Q: Can it be that our best sheets, shirts, and table linens no longer come from Southern cotton?

Kudos for dressing a fine table, but the choicest cotton is global and always has been. What you’re asking about is the extra-long-staple cotton from the prized Gossypium barbadense, as opposed to Gossypium hirsutum, called “upland” cotton, which is what primarily grows in the South, though both were bedrock crops of slavery. The oldest samples of barbadense are from Ecuador and Peru, and have been carbon-dated back 7,800 years. It travels under many names, among them pima, Egyptian, and Sea Island—the boll weevil wiped out production of the last one—but it’s all extra-long-staple cotton, so named for its resilient fibers. The species requires a two-hundred-plus-day season and accounts for around 5 percent of the world’s cotton, of which the United States still produces the lion’s share. That’s because American botanist David Fairchild ran out to Egypt circa 1900 and picked up some cultivars, which led to strains developed for farmers in the arid Southwest—thus “pima,” a nod to the Pima tribe at Arizona’s Gila River reservation. The South’s only region with the climate to grow that is West Texas, but California’s San Joaquin Valley has outstripped Texas in production. Gossypium barbadense also grows in Uzbekistan, Tajikistan, Sudan, and China. If you’re talking stratospheric thread counts and $500 bedsheets, most likely they’re from California or Egypt. 
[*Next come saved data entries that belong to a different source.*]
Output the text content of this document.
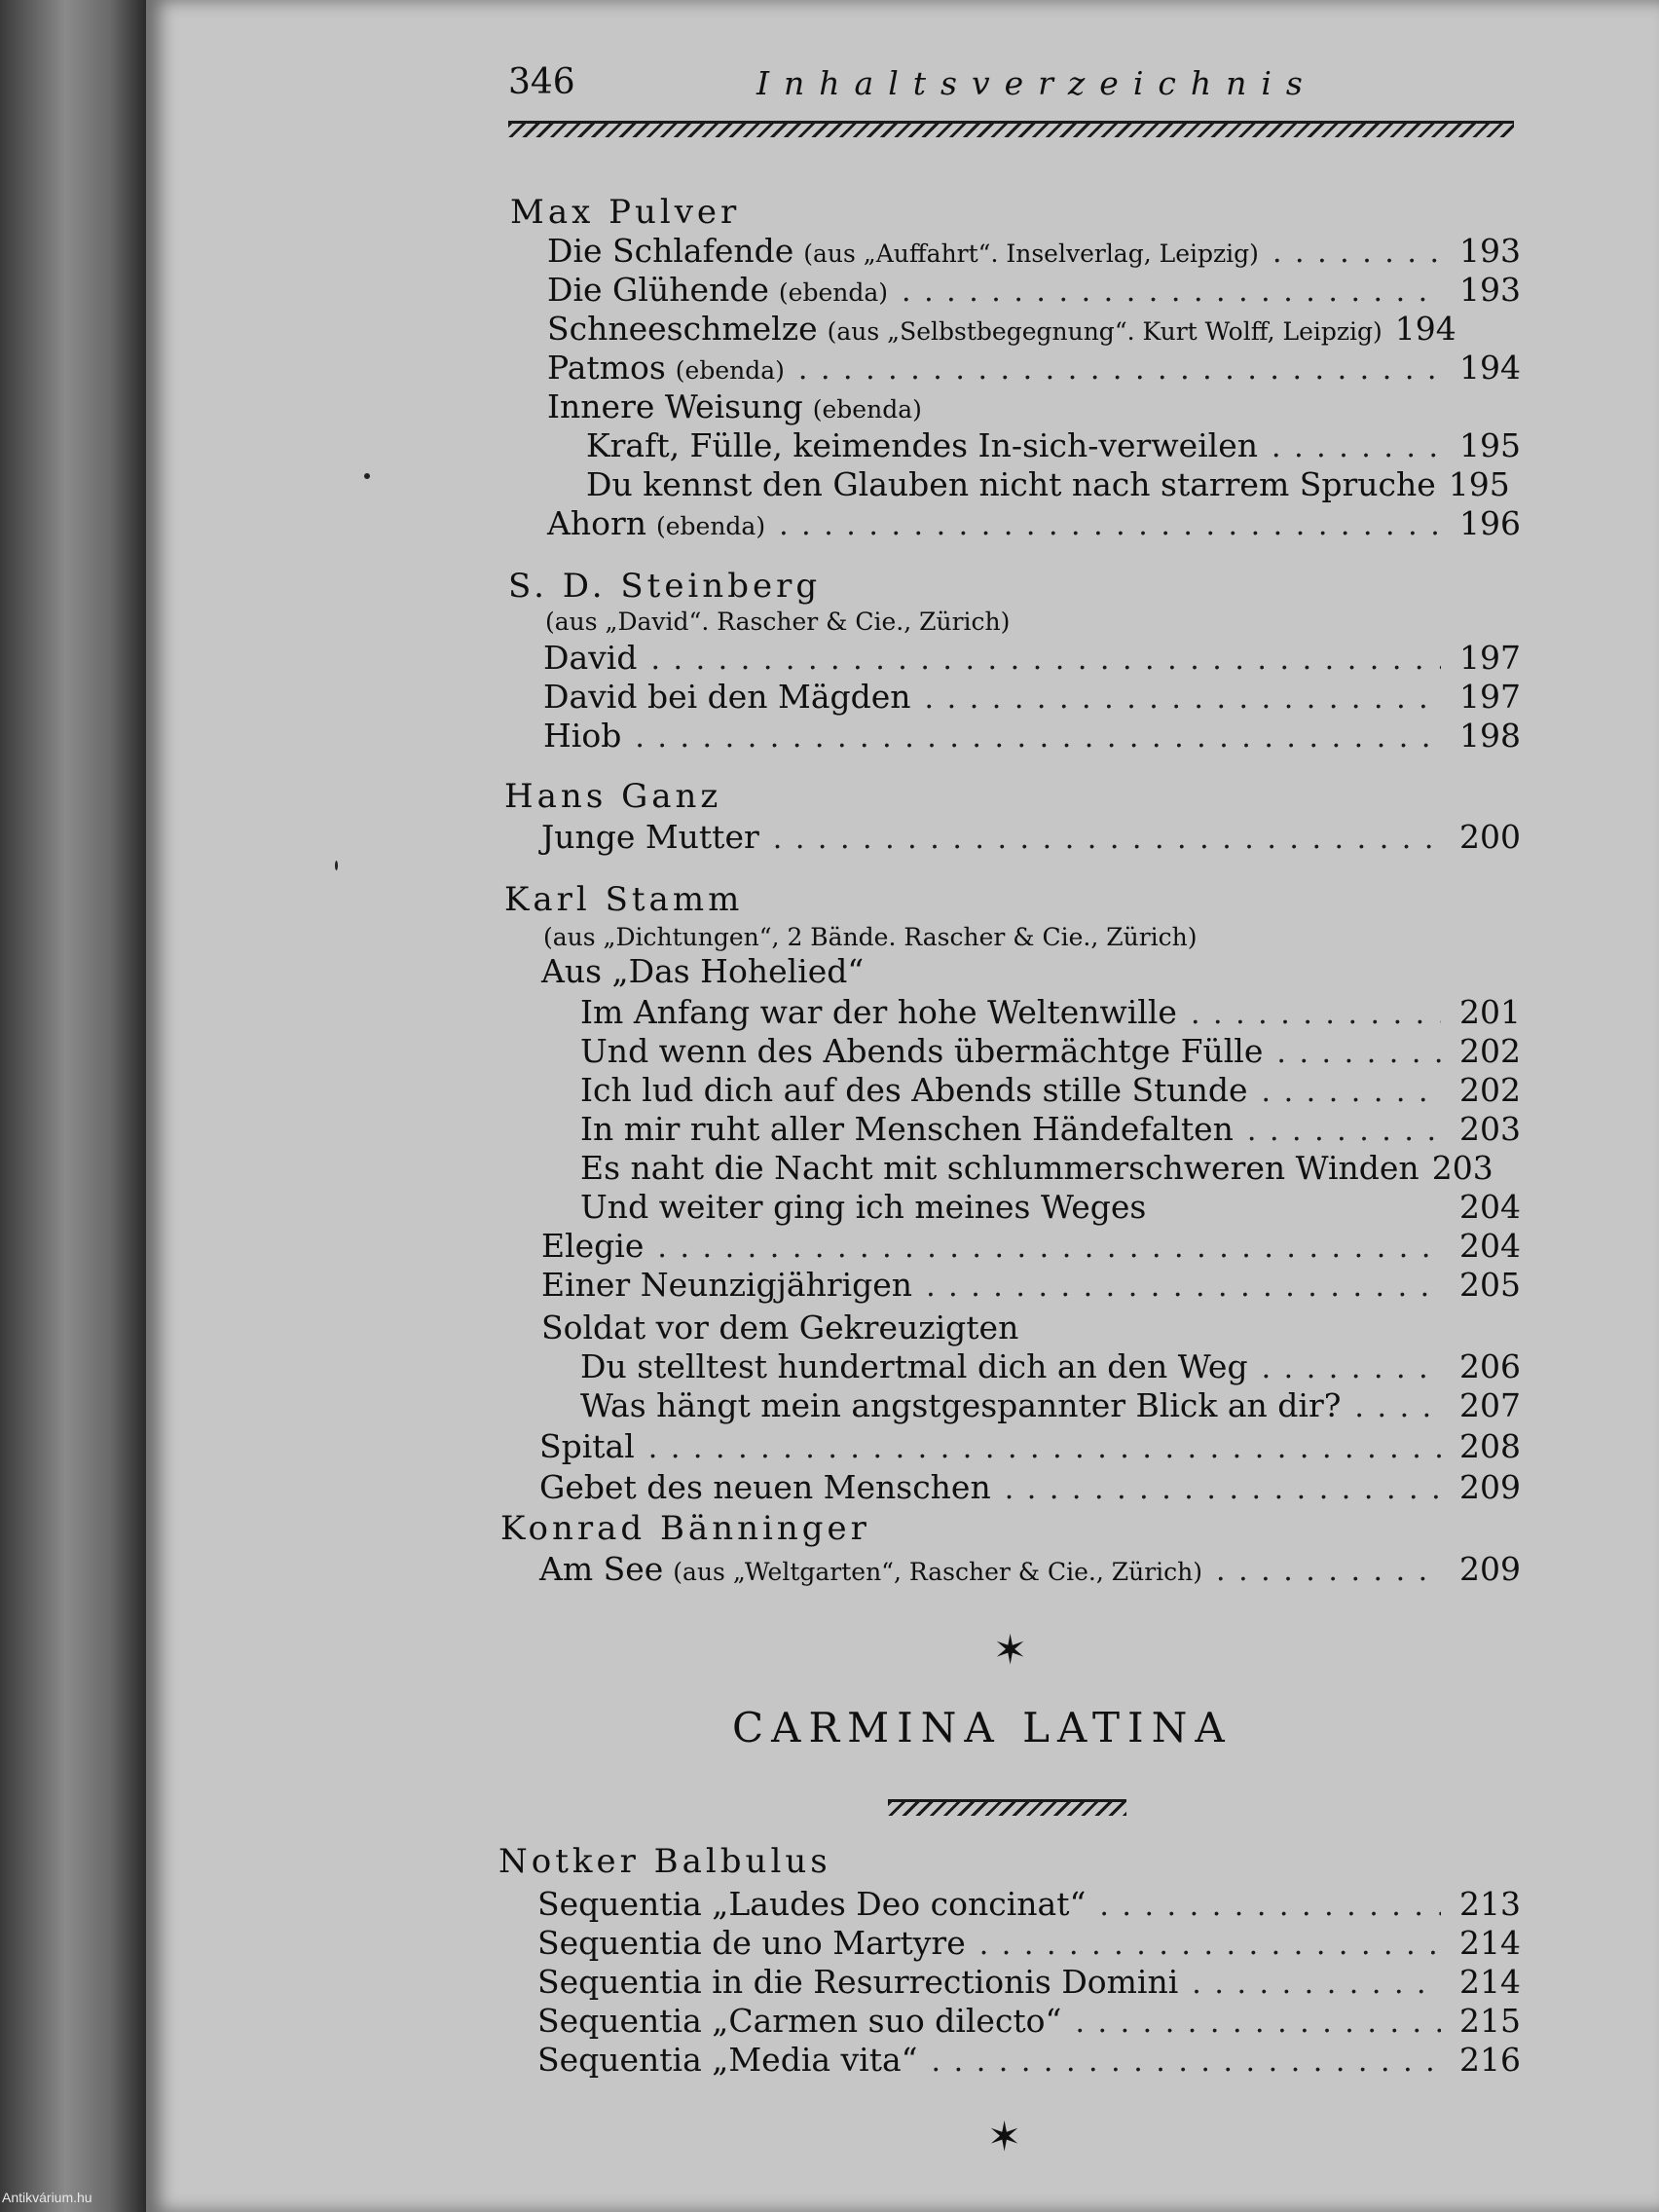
346	Inhaltsverzeichnis
Max Pulver
Die Schlafende (aus „Auffahrt“. Inselverlag, Leipzig) . . .	193
Die Glühende (ebenda) . . .	193
Schneeschmelze (aus „Selbstbegegnung“. Kurt Wolff, Leipzig) 194
Patmos (ebenda) . . .	194
Innere Weisung (ebenda)
Kraft, Fülle, keimendes In-sich-verweilen . . .	195
Du kennst den Glauben nicht nach starrem Spruche 195
Ahorn (ebenda) . . .	196
S. D. Steinberg
(aus „David“. Rascher & Cie., Zürich)
David . . .	197
David bei den Mägden . . .	197
Hiob . . .	198
Hans Ganz
Junge Mutter . . .	200
Karl Stamm
(aus „Dichtungen“, 2 Bände. Rascher & Cie., Zürich)
Aus „Das Hohelied“
Im Anfang war der hohe Weltenwille . . .	201
Und wenn des Abends übermächtge Fülle . . .	202
Ich lud dich auf des Abends stille Stunde . . .	202
In mir ruht aller Menschen Händefalten . . .	203
Es naht die Nacht mit schlummerschweren Winden 203
Und weiter ging ich meines Weges	204
Elegie . . .	204
Einer Neunzigjährigen . . .	205
Soldat vor dem Gekreuzigten
Du stelltest hundertmal dich an den Weg . . .	206
Was hängt mein angstgespannter Blick an dir? . . .	207
Spital . . .	208
Gebet des neuen Menschen . . .	209
Konrad Bänninger
Am See (aus „Weltgarten“, Rascher & Cie., Zürich) . . .	209
✶
CARMINA LATINA
Notker Balbulus
Sequentia „Laudes Deo concinat“ . . .	213
Sequentia de uno Martyre . . .	214
Sequentia in die Resurrectionis Domini . . .	214
Sequentia „Carmen suo dilecto“ . . .	215
Sequentia „Media vita“ . . .	216
✶
Antikvárium.hu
Q: Gettin’ a mite rusty on wing shooting. Any tips? 

Racking up a goose egg at your first few good quail rises, or thinking you bagged a canvasback when it was actually your partner in the blind, means you should chip off the rust before getting out among them. The SEC’s football teams are the best in the nation, but they still hold practice, right? We all know we have to swing that parabola of shot through the bird. The game is to coordinate range, speed, and direction of flight, and to match that with your swing. You can replace your afternoon golf round with potting away at the local sporting clays course, or bathe in the healing waters of instruction at a shooting school. But there’s a sneaky backyard-loner tip I got at a dove shoot (at which I was missing a ton of birds) from an old friend. As when you were a kid, take any automatic shotgun and a tin can to an empty field. Scoot the can along and up off the ground with successive shots, trying to hit it again and again before it stops. Reload, repeat. To mangle soccer-speak, it’s Hacky Sack with a shotgun. Like any soccer drill, it’ll keep you on your toes.